*umCloud3

The unbelievable Machine: Kleiner Cloud-Provider mit großen Plänen

01.08.2012
Das Internet-Startup The unbelievable Machine aus Berlin trotzt seit nunmehr vier Jahren Platzhirschen wie T-Systems und Amazon.com mit schnell bereitgestellten und sicheren Infrastrukturleistungen aus der Cloud.

"Wir sind kleiner, flexibler und dienstleistungsorientierter als die Großen", sagt Geschäftsführer Ravin Mehta, der sich seine Sporen im Management der Multimedia-Agentur Pixelpark verdient hatte, um sich dann selbständig zu machen. The unbelievable Machine, die sich auch *um nennt, werde vorsichtig aufgebaut, ohne Venture Capital und ohne Ansprüche Dritter. Rund eine Million Euro hatten Mehta und seine Mitgründer 2008 aus der privaten Schatulle eingebracht, eine weitere Million kam von den Banken. Das Ziel: dedizierte Hosting- und Cloud-Services für große Unternehmen bereitstellen und dabei die Anwender in ihren vorhandenen RZ-Strukturen abholen und beraten.

Ravin Mehta ist Geschäftsführer von The unbelievable Machine in Berlin.
Ravin Mehta ist Geschäftsführer von The unbelievable Machine in Berlin.

Die Geschäfte laufen gut. Im vergangenen Jahr wurden 4,5 Millionen Euro eingenommen, in diesem Jahr könnte sich der Umsatz bereits verdoppeln.

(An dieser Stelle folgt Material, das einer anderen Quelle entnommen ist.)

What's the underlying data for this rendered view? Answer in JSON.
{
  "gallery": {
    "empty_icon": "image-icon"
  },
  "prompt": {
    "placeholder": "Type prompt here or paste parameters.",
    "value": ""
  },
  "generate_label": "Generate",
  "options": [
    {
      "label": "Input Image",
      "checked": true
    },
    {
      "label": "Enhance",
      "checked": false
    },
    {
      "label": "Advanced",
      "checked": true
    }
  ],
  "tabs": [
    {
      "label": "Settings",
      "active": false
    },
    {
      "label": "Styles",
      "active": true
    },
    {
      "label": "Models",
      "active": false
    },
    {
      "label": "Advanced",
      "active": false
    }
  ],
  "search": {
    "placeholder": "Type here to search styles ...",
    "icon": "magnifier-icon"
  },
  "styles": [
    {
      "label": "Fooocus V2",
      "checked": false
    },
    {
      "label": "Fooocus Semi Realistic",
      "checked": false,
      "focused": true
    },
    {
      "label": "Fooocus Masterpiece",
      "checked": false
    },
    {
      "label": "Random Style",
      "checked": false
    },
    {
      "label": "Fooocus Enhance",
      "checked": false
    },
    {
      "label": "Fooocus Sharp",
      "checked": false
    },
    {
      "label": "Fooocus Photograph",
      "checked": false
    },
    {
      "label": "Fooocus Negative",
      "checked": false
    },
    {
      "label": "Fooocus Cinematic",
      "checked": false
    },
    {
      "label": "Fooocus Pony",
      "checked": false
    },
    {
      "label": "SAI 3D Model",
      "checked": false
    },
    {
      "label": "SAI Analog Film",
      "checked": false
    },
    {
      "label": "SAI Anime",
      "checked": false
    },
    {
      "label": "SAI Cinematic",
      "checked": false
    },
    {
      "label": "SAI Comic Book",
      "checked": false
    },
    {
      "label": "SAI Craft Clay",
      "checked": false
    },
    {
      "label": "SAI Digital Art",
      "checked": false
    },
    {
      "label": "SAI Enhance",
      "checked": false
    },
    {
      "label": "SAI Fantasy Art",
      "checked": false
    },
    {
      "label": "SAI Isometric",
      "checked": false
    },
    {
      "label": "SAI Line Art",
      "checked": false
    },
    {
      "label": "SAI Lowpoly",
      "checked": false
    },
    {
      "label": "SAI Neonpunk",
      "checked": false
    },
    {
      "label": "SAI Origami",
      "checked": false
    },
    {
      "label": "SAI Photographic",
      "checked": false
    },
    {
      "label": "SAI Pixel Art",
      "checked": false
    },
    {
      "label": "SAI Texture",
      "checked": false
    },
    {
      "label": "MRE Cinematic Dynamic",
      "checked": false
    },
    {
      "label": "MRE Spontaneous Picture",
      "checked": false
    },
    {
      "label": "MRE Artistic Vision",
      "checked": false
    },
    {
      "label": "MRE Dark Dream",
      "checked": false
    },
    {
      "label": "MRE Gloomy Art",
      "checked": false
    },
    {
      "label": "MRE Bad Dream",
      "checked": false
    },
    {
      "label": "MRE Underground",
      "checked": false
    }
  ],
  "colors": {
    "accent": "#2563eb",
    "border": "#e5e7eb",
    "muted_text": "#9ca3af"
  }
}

Unternehmen wie die Deutsche Post, Nokia oder nugg.ad stehen auf der Kundenliste. Der Anbieter will dort zur Stelle sein, wo etablierte Konzerne ihr Internet-Geschäft schnell und in großem Rahmen aufbauen möchten und dabei nicht nur Infrastrukturleistungen zuschalten, sondern auch inhaltlich-technischen Sachverstand in Anspruch nehmen möchten.

Hybride Architekturen

Ihre Cloud-Lösung, genannt "*umCloud3", bezeichnen die Berliner als sichere, hybride Cloud-Lösung, die den Kunden ermögliche, die Betriebsprozesse bestehender Plattformen einzubinden. Vorhandene Server, Firewall- oder Monitoring-Lösungen können integriert werden, außerdem ermöglicht das Unternehmen seinen Kunden dedizierte Server beim Dienstleister zu nutzen.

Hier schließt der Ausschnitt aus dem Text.